In this age when people record all manner of experiences, unrepeatability becomes more precious, valuable and beautiful. Live music, especially jazz, is unrepeatable. That’s true for all live music, but jazz doubles that by putting improvisation at the center. Unrepeatable experience has even more value in this age of recorded, retweeted, shared, Youtube-ized life. It is like being on a train, compared to watching a video made from the train window by someone else.
Live music is uncontrollable. With recorded music, you can always turn off or on the vinyl record, CD, streaming or digital file. You can skip ahead, rewind and be totally in charge of who, what, when and how you hear.

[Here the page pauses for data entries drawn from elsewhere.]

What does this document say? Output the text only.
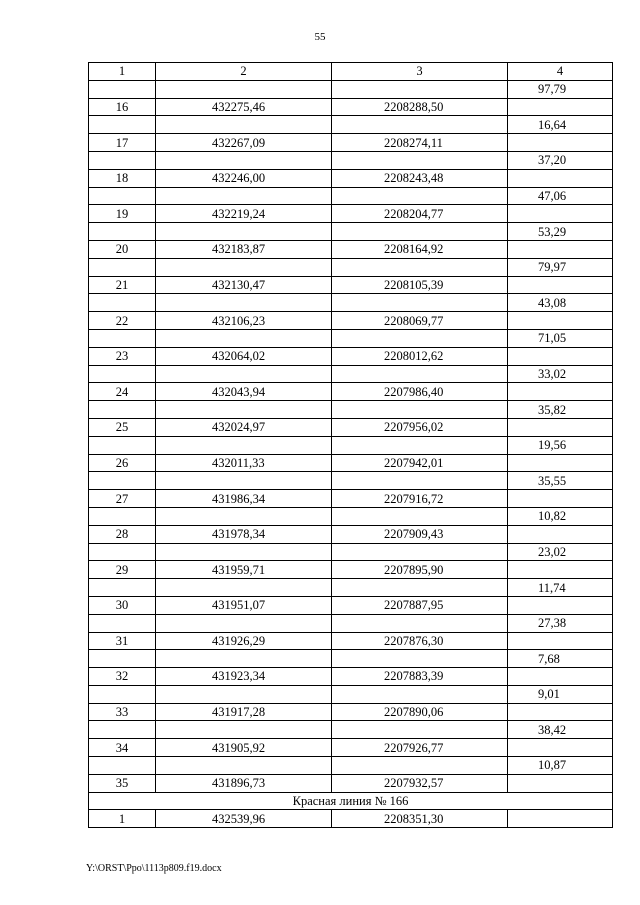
55
1	2	3	4
			97,79
16	432275,46	2208288,50	
			16,64
17	432267,09	2208274,11	
			37,20
18	432246,00	2208243,48	
			47,06
19	432219,24	2208204,77	
			53,29
20	432183,87	2208164,92	
			79,97
21	432130,47	2208105,39	
			43,08
22	432106,23	2208069,77	
			71,05
23	432064,02	2208012,62	
			33,02
24	432043,94	2207986,40	
			35,82
25	432024,97	2207956,02	
			19,56
26	432011,33	2207942,01	
			35,55
27	431986,34	2207916,72	
			10,82
28	431978,34	2207909,43	
			23,02
29	431959,71	2207895,90	
			11,74
30	431951,07	2207887,95	
			27,38
31	431926,29	2207876,30	
			7,68
32	431923,34	2207883,39	
			9,01
33	431917,28	2207890,06	
			38,42
34	431905,92	2207926,77	
			10,87
35	431896,73	2207932,57	
Красная линия № 166			
1	432539,96	2208351,30	
Y:\ORST\Ppo\1113p809.f19.docx
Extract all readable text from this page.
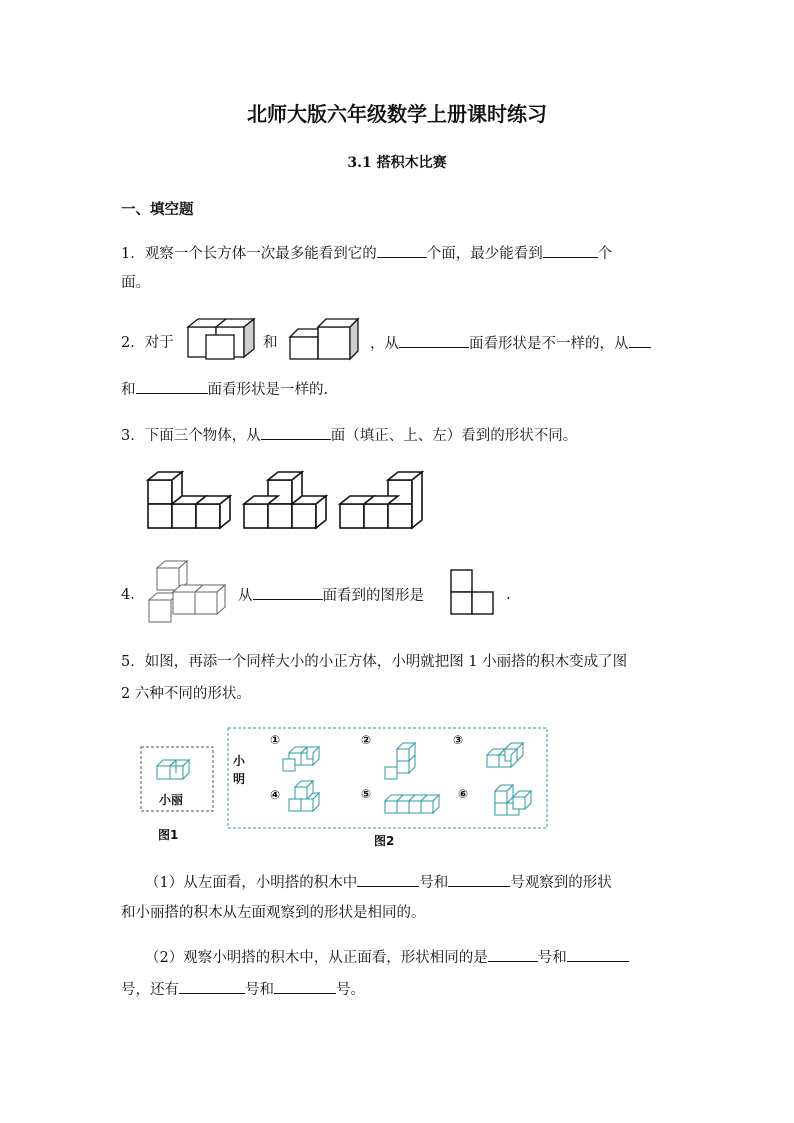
北师大版六年级数学上册课时练习
3.1 搭积木比赛
一、填空题
1．观察一个长方体一次最多能看到它的	个面，最少能看到	个
面。
2．对于	和	，从	面看形状是不一样的，从
和	面看形状是一样的.
3．下面三个物体，从	面（填正、上、左）看到的形状不同。
4．	从	面看到的图形是	.
5．如图，再添一个同样大小的小正方体，小明就把图 1 小丽搭的积木变成了图
2 六种不同的形状。
小丽
图1
小
明
①	②	③
④	⑤	⑥
图2
（1）从左面看，小明搭的积木中	号和	号观察到的形状
和小丽搭的积木从左面观察到的形状是相同的。
（2）观察小明搭的积木中，从正面看，形状相同的是	号和
号，还有	号和	号。
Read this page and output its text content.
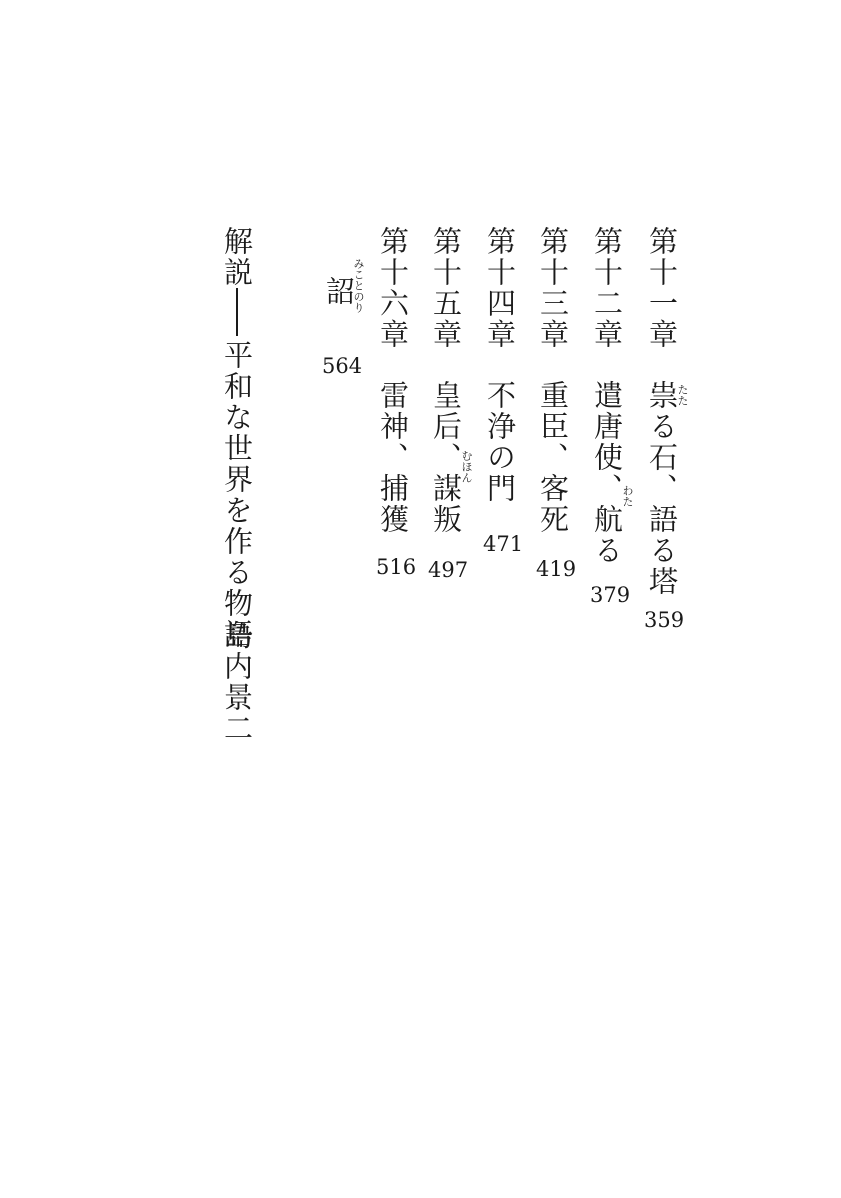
第十一章
祟る石、語る塔
たた
359
第十二章
遣唐使、航る
わた
379
第十三章
重臣、客死
419
第十四章
不浄の門
471
第十五章
皇后、謀叛
むほん
497
第十六章
雷神、捕獲
516
詔
みことのり
564
解説
平和な世界を作る物語
島内景二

Modern technology lets us pretend we can control everything. Live music reminds us of the value of submitting humbly to direct experience, to give up our pause buttons and volume controls. Live music reasserts the importance of submission as a listener to the power of creation as a performer.
Live music is less dependent on technology. It avoids mechanical processing. Yes, jazz clubs have amplifiers, mixing boards and speakers, but those technologies serve greater connectivity and immediacy. The technology in a jazz club is not meant to capture it for re-sale, though that can be done. Instead, the small bits of technology in a club help to more fully engage in that singular time and place, to help immerse listeners in the moment.
Because live music is so temporal, it is unpredictable. Songs stretch to fit. Musical directions are taken that are not decided in advance. Of course, jazz songs usually return to the lead melody, or play a well-known song, but even with that, the unknown is the pleasure. Spontaneity is rediscovered. Not-knowing what will happen is what makes the music a journey, not points on an itinerary. Recorded music, as repeatable experience in material form, loses too much of the subjective, spiritual wildness music springs from.
Subjective in origin, music is still a social experience. Before recording technologies, all music was social. Of course, it was possible to play alone deep in some forest or to woodshed on a bridge, but the roots of music have always been a shared experience by a group of people. Jazz clubs recreate that mythical ancient village, taking listeners back to being participants, before the divide between performer and audience. As a listener, I am with the musicians and the audience, and they with me. Live music turns us into an “us.”
Lastly, to listen to live music—especially jazz–is to immerse oneself in the human process of music. That’s different from immersing oneself into a musical product. I love the product, too, and my house and computer are packed with them, but live music goes even farther to restore and reset our humanity, to helps us rediscover and re-appreciate the human beauty of highly ordered sound, unfiltered, intense and alive.